I suspect that MVAPICH or HPMPI running over uDAPL/rdma_cm would see a
similar 
problems when trying to scale to large node counts, but I do not know
for sure.


I cannot discuss the internal design on Intel MPI, a proprietary
software
product, but we have observed that this issue with scaling of
connections
exists and have debugged it to know that the bottleneck is the 
amount of SA queries that can be handled per second.  
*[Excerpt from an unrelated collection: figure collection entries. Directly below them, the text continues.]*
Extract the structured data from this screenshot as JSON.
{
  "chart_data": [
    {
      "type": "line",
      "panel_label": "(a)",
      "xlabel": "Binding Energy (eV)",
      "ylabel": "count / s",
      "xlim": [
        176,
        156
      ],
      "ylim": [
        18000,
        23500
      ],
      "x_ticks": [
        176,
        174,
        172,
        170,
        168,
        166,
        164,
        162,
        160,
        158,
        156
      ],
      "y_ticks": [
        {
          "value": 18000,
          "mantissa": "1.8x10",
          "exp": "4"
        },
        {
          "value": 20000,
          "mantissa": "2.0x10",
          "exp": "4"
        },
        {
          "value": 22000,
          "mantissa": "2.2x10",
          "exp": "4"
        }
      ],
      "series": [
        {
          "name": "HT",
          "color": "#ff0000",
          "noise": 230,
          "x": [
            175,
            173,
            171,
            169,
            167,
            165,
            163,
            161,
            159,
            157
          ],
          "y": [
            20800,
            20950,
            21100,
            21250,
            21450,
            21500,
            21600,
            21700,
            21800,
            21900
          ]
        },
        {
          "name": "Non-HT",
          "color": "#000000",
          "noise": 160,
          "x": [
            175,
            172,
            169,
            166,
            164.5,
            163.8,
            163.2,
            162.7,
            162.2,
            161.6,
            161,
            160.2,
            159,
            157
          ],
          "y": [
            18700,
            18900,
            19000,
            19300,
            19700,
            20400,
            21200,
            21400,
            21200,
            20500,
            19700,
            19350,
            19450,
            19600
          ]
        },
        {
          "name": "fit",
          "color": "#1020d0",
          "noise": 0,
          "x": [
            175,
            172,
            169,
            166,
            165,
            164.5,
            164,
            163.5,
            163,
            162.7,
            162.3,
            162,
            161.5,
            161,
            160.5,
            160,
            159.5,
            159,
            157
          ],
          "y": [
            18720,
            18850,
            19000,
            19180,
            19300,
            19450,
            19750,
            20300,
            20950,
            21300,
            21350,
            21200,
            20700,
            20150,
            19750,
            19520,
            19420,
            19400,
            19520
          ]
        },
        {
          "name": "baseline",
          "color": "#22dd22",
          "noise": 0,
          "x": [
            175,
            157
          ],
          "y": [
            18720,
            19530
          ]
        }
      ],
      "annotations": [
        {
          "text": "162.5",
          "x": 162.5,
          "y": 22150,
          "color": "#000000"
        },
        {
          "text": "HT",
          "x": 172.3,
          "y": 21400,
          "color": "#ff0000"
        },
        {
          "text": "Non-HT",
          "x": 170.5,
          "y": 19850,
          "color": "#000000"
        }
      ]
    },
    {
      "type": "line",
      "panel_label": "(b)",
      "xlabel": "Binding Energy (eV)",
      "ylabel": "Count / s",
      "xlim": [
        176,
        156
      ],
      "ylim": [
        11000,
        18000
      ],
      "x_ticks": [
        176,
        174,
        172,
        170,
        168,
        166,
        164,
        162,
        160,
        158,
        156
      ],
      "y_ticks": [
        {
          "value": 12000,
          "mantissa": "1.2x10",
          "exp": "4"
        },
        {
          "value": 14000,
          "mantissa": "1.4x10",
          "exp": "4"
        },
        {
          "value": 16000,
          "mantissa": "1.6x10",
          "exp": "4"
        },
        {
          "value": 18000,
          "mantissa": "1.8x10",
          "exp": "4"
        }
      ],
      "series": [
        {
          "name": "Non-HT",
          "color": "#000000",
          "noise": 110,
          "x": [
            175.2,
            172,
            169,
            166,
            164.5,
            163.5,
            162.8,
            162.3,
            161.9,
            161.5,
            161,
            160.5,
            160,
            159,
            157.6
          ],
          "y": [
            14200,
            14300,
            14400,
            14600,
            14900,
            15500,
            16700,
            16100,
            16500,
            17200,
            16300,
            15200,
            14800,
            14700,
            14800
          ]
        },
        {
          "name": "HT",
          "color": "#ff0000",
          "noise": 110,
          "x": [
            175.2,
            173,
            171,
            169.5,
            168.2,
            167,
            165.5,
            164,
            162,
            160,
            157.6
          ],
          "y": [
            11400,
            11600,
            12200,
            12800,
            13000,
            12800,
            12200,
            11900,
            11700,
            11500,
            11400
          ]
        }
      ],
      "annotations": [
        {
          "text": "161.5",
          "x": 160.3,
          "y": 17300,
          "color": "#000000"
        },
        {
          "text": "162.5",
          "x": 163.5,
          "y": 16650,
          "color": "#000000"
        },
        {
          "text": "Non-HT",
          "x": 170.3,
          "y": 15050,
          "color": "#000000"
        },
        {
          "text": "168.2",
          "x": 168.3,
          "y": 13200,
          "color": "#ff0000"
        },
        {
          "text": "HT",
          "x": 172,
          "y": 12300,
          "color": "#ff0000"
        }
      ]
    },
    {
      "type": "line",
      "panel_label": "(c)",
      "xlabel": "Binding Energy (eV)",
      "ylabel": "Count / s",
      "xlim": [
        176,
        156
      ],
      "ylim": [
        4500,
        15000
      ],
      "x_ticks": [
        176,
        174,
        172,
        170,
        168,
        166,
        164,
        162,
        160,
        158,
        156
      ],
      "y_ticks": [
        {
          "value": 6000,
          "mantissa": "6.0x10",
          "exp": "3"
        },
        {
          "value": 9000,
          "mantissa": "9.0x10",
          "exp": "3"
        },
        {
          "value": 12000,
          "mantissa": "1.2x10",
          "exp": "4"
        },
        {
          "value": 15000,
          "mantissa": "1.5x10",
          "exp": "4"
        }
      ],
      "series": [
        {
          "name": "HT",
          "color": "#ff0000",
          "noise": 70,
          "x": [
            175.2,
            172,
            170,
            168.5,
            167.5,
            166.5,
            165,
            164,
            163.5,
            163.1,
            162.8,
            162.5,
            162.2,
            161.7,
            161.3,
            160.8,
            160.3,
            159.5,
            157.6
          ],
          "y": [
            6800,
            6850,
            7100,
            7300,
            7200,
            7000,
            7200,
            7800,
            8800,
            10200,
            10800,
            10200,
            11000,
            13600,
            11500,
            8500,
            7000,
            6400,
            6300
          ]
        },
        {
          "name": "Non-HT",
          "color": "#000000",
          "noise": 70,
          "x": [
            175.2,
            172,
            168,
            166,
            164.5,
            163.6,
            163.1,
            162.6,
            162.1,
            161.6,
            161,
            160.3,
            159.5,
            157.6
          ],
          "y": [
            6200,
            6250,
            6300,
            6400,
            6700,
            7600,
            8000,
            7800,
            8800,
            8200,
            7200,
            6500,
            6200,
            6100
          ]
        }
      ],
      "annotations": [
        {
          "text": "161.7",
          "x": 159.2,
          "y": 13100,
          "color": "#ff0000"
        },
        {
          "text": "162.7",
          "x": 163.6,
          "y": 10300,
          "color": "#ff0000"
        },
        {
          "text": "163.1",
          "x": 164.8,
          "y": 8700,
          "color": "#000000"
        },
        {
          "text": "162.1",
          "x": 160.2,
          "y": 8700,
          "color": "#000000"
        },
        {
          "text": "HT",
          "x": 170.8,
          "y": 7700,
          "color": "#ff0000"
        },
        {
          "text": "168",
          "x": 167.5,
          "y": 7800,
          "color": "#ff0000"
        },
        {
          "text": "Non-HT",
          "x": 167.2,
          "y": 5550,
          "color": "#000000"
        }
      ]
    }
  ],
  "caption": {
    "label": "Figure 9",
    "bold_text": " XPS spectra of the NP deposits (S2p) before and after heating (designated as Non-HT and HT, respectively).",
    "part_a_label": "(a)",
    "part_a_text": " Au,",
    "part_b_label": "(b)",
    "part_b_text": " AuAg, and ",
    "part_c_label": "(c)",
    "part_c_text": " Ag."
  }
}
Again, It is not really about MPI, it is about how many connections per
second
the applications running on the nodes in a cluster can establish,  
e.g, SDP establishes a connection for every
socket that is opened. So trying to run various applications (like Web
servers and such
that establish lots of connections) over SDP would also run into this
problem
once the cluster size got large enough.  
What we have observed is that today, on a host based SM/SA that is
running 
on the fastest server I have, can handle around 15,000 queries per
second.
That means that the entire cluster no matter what size it is, can never
establish more than that. 

A year ago, we knew that since the SA is a centralized service that it
would be a bottleneck
with scaling the number of connections per second, 
and that is why the local_sa cache was developed. 

What we have today (for SA caching)
may not be the best long term solution, but is something
that we can start with and enhance or develop a better solution later
without
changing any applications. Further, the current local_sa caching can be
enabled or
disabled at module load time, so people that do not want to use it, do
not
have to. So it does not hurt anything, since you can turn it off if you
do 
not want to use it, and it does provide benefits to existing
applications, e.g,
Intel MPI, and probably OpenMPI when the move to use RDMA_CM.